Et c’est ainsi que j’arrive à Barberange, aux portes de l’Aubrac, au seuil donc des grands espaces d’estive. Bienvenue, semble me dire cette belle vache à la robe fauve, aux cornes en lyre et aux oreilles au contour noir. Pas de doute, c’est une Aubrac !

Mais je suis encore loin des grandes étendues de cet Aubrac mythique. Le paysage est entaillé par un affluent du Bès, le ruisseau de Morouze aux environs de Maurines. Ce village est la patrie du docteur Louis Mallet, « combattant des deux guerres, médecin dévoué, résistant clairvoyant » dit le panneau. Un drame familial puisque ses deux fils et lui-même furent tués, alors que sa femme et sa fille, déportées, survécurent à cette période terrible et à ce triple deuil.

Le village de Morsange  qui se souvient du passage du Tour de France cet été, arbore fièrement sa bicyclette fleurie qui jouxte ce joli four à pain bien restauré mais resté en l’état à l’intérieur, comme d’ailleurs celui du hameau voisin Le Chazals. Daniel qui a peiné pour me retrouver finit par me rejoindre ici et nous allons pique-niquer un peu plus loin.

Je repars à travers prés et bois suivant de loin le tracé plein sud du Bès jusqu’à La Valette puis Saint-Juéry, Saint-Georges en patois, un beau village de Lozère bâti dans un méandre du Bès. Je m’octroie une halte méritée aux côtés de Daniel dans le bistro du coin. Deux châteaux se font face, chacun sur une rive du Bès, le château haut, alors en Auvergne et le château de Fontanges alors en Gévaudan. C’est dans ce dernier, encore appelé château de l’Isle que naquit Angélique de Scorrailles, demoiselle de Fontanges qui était réputée pour sa grande beauté, « la taille flexible de la jeunesse et un port de tête, une allure digne de séduire un roi. »

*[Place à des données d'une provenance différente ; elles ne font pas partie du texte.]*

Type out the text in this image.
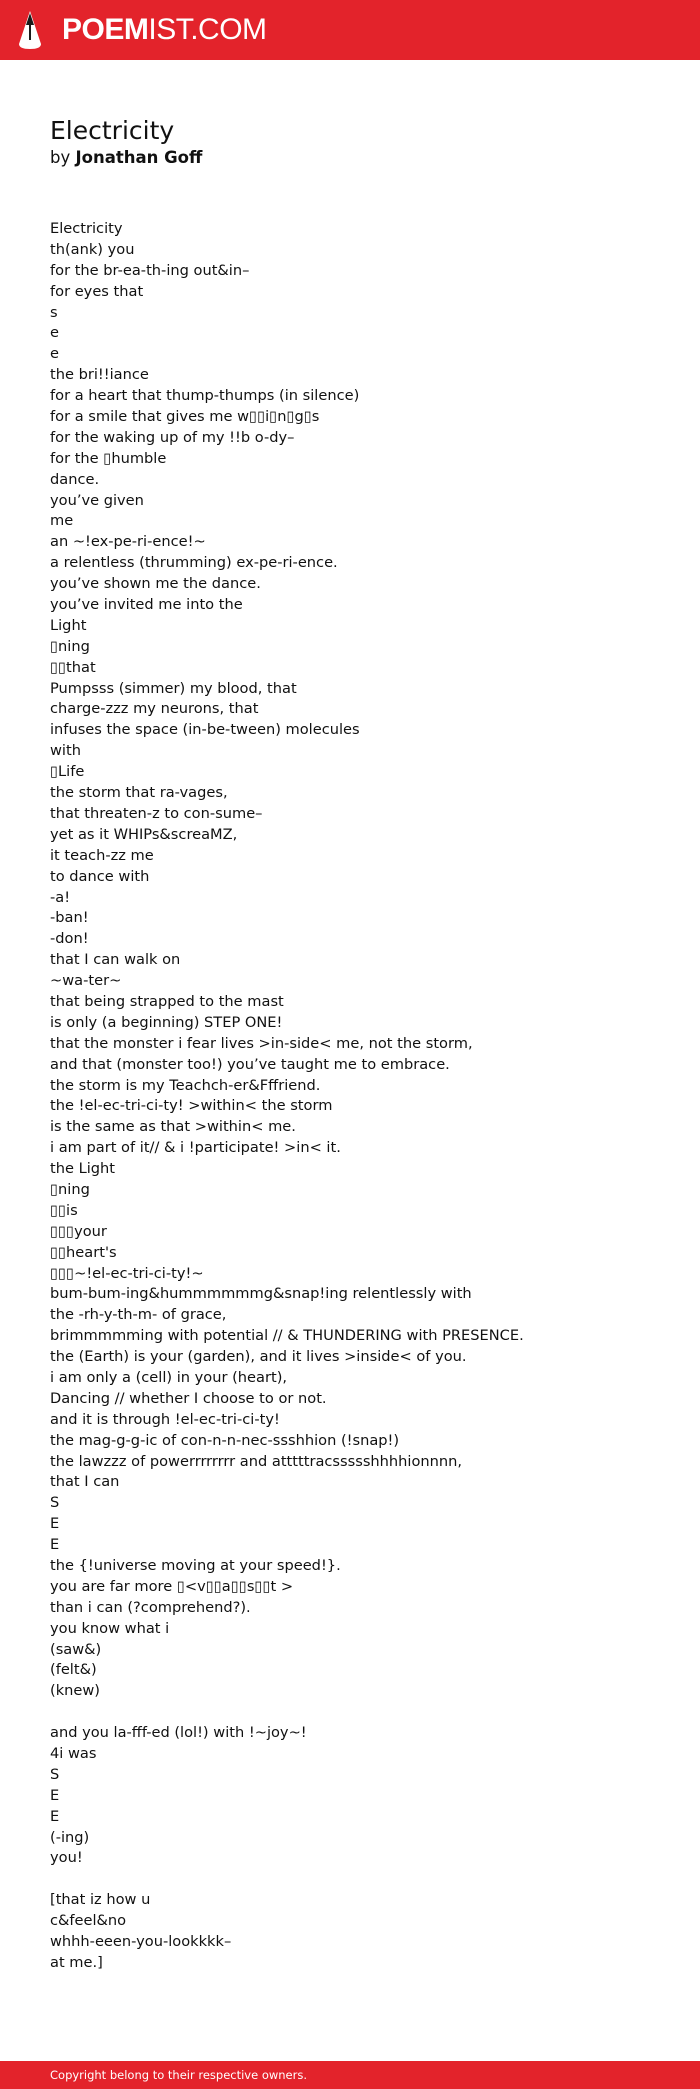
POEMIST.COM
Electricity
by Jonathan Goff
Electricity
th(ank) you
for the br-ea-th-ing out&in–
for eyes that
s
e
e
the bri!!iance
for a heart that thump-thumps (in silence)
for a smile that gives me w▯▯i▯n▯g▯s
for the waking up of my !!b o-dy–
for the ▯humble
dance.
you’ve given
me
an ~!ex-pe-ri-ence!~
a relentless (thrumming) ex-pe-ri-ence.
you’ve shown me the dance.
you’ve invited me into the
Light
▯ning
▯▯that
Pumpsss (simmer) my blood, that
charge-zzz my neurons, that
infuses the space (in-be-tween) molecules
with
▯Life
the storm that ra-vages,
that threaten-z to con-sume–
yet as it WHIPs&screaMZ,
it teach-zz me
to dance with
-a!
-ban!
-don!
that I can walk on
~wa-ter~
that being strapped to the mast
is only (a beginning) STEP ONE!
that the monster i fear lives >in-side< me, not the storm,
and that (monster too!) you’ve taught me to embrace.
the storm is my Teachch-er&Fffriend.
the !el-ec-tri-ci-ty! >within< the storm
is the same as that >within< me.
i am part of it// & i !participate! >in< it.
the Light
▯ning
▯▯is
▯▯▯your
▯▯heart's
▯▯▯~!el-ec-tri-ci-ty!~
bum-bum-ing&hummmmmmg&snap!ing relentlessly with
the -rh-y-th-m- of grace,
brimmmmming with potential // & THUNDERING with PRESENCE.
the (Earth) is your (garden), and it lives >inside< of you.
i am only a (cell) in your (heart),
Dancing // whether I choose to or not.
and it is through !el-ec-tri-ci-ty!
the mag-g-g-ic of con-n-n-nec-ssshhion (!snap!)
the lawzzz of powerrrrrrrr and atttttracssssshhhhionnnn,
that I can
S
E
E
the {!universe moving at your speed!}.
you are far more ▯<v▯▯a▯▯s▯▯t >
than i can (?comprehend?).
you know what i
(saw&)
(felt&)
(knew)
and you la-fff-ed (lol!) with !~joy~!
4i was
S
E
E
(-ing)
you!
[that iz how u
c&feel&no
whhh-eeen-you-lookkkk–
at me.]
Copyright belong to their respective owners.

À l’époque où Angélique arrive à la Cour, Louis XIV est entouré de la gouvernante de leurs enfants, la marquise de Maintenon, et la favorite en titre d’alors, la marquise de Montespan. Cette dernière,  espérant détourner Louis XIV de Madame de Maintenon, lui présenta Angélique de Scorrailles alors âgée de dix-sept ans. Le roi en avait quarante.

Madame, la pétillante princesse Palatine, n’hésite pas à charger la jeune femme : «  Belle comme un ange, avec un cœur excellent, mais sotte comme un panier. » Décédée à l’âge de vingt ans, elle n’aura guère le temps de rester à la Cour.

Il fait beau, il n’est pas tard alors après un aller-retour en California pour repérer le camping de Fournels et faire quelques courses, je reprends le GR là où je l’ai laissé à Saint-Juéry et le poursuis pendant près de deux heures suivant des pistes à travers champs et forêts, la dernière portion étant en passe d’être goudronnée. Je retrouve Daniel qui a dû faire un grand détour pour me rejoindre à une intersection de chemins. Ce soir donc, nous passons la nuit dans le sympathique camping de Fournels.